Dr Liam J. McGuffin, Associate Professor in Bioinformatics
Biomedical Sciences Division, School of Biological Sciences, University of Reading UK
Friday, September 4th 2015, 2pm, LIRMM Bat 5 - Salle 1/124 (see map)
Predicting 3D models of proteins allows us to bridge the sequence-structure gap and cope with the sequence data deluge resulting from next-generation sequencing. Computational methods for predicting protein structures from sequence are relatively fast and inexpensive and they allow us to study proteins that are problematic to resolve experimentally, for example, those with long regions of intrinsic disorder or those with membrane spanning regions.
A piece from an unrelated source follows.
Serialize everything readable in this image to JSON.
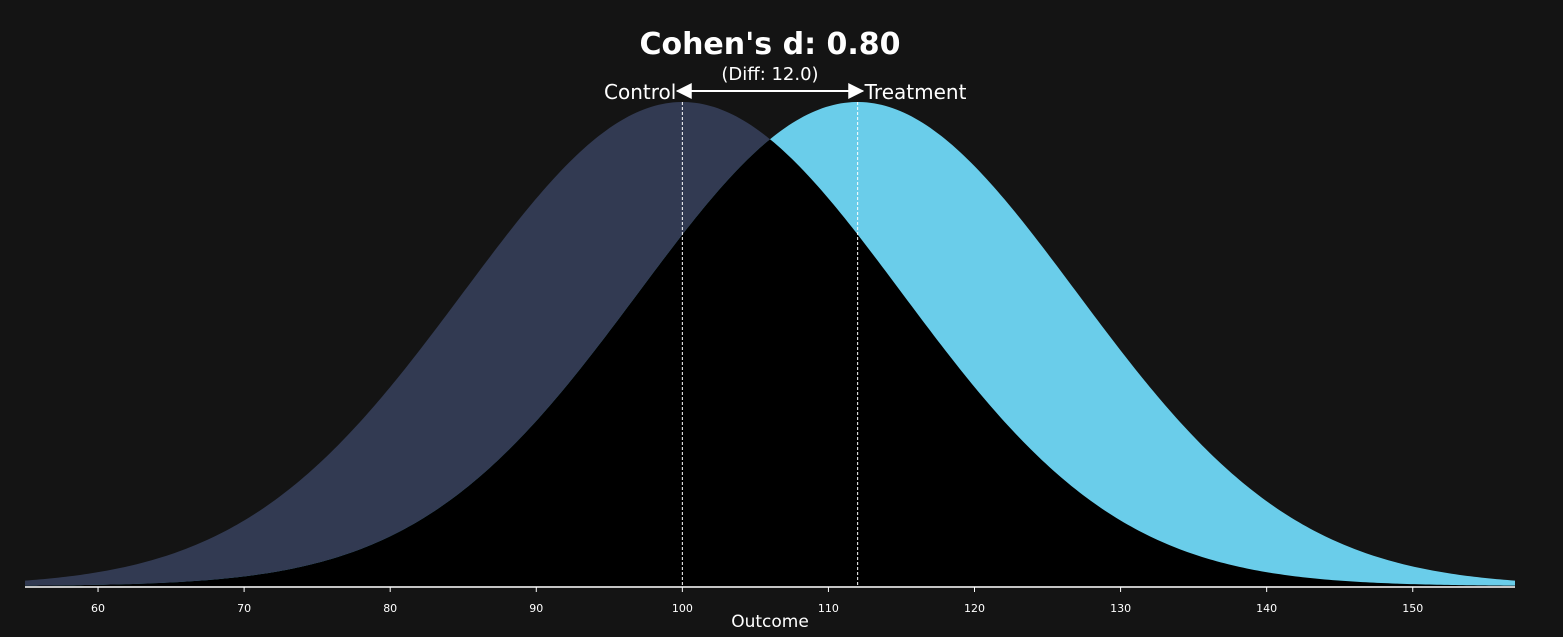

For the majority of sequences, accurate 3D models of proteins can be generated, which may then be used to inform and direct experimental work. Predicted protein structures may allow you to infer gene function and can help you to understand more about the mutations associated with disease. We have developed an integrated suite of structural bioinformatics tools, IntFOLD, for protein fold recognition, 3D model quality assessment, intrinsic disorder prediction, domain prediction and ligand binding site prediction. Recently, we have also been working on the development of tools for 3D modelling of protein-protein interactions from sequences. Over the past 5 years we have applied our bioinformatics tools to investigate the molecular mechanisms of various human diseases as well as plant-pathogen interactions. I will be highlighting a few disease case studies and explaining how the effects of mutations can be studied through modelling of protein 3D structures and their interactions.